Expression of the cobalamin receptor subunit AMN in dogs with idiopathic inflammatory bowel disease
17 February 2020 (online)
Background Idiopathic inflammatory bowel disease (IBD) in dogs is often associated with cobalamin deficiency. Hypocobalaminemia is also a risk factor for negative clinical outcome in dogs with IBD, and affected dogs may not respond to treatment unless receiving supplemental cobalamin. It is proposed that the uptake of cobalamin from the intestinal lumen is compromised in dogs with IBD. However, the pathophysiology of cobalamin deficiency in canine IBD has not been fully elucidated. Thus, the aim of this study was to quantify the expression of the cobalamin receptor subunit amnionless (AMN) in ileal biopsies from healthy dogs and dogs with IBD.
Material and methods Endoscopic biopsies from the ileum were evaluated from dogs that were assigned to one of the following groups: (1) dogs with IBD and severe hypocobalaminemia, (2) dogs with IBD and suboptimal cobalamin status, (3) dogs with IBD and normocobalaminemia, and (4) healthy control dogs. Formalin-fixed and paraffin embedded sections of ileal biopsies were stained for the AMN using commercially available fluorescence-labelled polyclonal antibodies, and the expression of AMN was quantified (blinded) using laser scanning microscopy.
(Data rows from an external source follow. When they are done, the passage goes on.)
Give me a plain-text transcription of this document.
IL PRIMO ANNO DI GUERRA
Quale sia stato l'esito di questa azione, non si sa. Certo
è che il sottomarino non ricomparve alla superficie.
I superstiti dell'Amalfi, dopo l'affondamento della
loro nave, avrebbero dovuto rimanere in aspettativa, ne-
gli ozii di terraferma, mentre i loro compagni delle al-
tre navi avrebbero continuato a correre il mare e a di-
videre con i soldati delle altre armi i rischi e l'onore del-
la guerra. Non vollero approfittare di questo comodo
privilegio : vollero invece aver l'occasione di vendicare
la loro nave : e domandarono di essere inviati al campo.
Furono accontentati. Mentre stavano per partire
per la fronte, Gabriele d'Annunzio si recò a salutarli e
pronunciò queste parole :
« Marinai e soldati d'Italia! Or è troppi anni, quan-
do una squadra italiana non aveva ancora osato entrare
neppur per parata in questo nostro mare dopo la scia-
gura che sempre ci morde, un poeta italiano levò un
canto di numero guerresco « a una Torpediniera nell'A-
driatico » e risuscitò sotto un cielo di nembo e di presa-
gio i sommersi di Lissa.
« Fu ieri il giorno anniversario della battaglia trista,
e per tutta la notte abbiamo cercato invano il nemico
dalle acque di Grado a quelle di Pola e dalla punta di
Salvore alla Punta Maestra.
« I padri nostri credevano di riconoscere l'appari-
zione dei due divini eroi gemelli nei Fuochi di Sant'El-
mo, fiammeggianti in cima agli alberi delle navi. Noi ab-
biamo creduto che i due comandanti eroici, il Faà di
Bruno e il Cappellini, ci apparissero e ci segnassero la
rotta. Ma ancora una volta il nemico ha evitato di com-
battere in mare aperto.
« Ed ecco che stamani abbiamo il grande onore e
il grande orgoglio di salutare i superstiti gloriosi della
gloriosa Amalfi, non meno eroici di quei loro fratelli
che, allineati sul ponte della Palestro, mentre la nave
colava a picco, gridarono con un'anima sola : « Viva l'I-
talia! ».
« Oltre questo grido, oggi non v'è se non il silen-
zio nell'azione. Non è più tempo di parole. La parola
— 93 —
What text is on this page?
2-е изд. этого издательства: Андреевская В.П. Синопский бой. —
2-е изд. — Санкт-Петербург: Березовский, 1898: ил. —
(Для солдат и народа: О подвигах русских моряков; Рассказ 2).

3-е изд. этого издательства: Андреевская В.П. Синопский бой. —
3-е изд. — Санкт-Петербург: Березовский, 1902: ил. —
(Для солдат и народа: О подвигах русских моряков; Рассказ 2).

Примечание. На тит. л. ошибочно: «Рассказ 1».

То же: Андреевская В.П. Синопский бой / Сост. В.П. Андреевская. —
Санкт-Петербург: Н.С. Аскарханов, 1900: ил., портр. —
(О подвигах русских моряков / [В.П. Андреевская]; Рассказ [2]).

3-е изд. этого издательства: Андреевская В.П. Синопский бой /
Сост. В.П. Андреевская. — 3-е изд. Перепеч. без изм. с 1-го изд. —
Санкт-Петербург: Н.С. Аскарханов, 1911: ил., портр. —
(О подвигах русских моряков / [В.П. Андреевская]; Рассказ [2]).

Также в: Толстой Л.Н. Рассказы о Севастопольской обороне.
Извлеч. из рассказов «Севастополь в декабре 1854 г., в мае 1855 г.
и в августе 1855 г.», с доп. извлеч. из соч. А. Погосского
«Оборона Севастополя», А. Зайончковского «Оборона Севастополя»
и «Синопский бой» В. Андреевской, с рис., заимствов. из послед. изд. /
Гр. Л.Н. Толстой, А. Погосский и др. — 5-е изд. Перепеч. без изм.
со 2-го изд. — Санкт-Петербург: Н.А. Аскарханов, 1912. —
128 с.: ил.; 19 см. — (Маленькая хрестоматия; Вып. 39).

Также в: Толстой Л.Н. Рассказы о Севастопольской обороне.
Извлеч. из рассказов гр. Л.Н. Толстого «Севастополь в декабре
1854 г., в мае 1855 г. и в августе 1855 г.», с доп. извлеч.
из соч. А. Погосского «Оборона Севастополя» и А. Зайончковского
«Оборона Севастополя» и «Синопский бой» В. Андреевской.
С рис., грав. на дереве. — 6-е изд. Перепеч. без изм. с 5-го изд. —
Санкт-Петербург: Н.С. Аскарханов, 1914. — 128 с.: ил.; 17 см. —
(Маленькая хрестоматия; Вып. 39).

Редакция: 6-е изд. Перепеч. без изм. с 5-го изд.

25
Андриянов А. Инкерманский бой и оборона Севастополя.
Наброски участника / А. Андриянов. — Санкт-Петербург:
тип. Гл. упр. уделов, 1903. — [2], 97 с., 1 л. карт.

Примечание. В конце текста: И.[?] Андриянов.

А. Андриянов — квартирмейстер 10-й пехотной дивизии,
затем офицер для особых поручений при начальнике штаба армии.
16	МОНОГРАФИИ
Results Expression of AMN was significantly higher in severely hypocobal-aminemic dogs with IBD (median: 4.97 counts, n = 6) compared to healthy control dogs (median: 3.40 counts, n = 8; p = 0.0118), and a large variation in the AMN expression was seen in the first group. There were no significant differences among any other groups of dogs (all p > 0.05).
Conclusion The expression of the cobalamin receptor subunit AMN appears to be altered in severely hypocobalaminemic dogs with IBD. Contrary to current believe, AMN receptor downregulation may not be the primary cause of severe hypocobalaminemia in canine IBD. The underlying mechanisms and clinical implications of these findings, and also the effect of selected patient characteristics (e. g., age, sex) on AMN expression, warrant further investigation.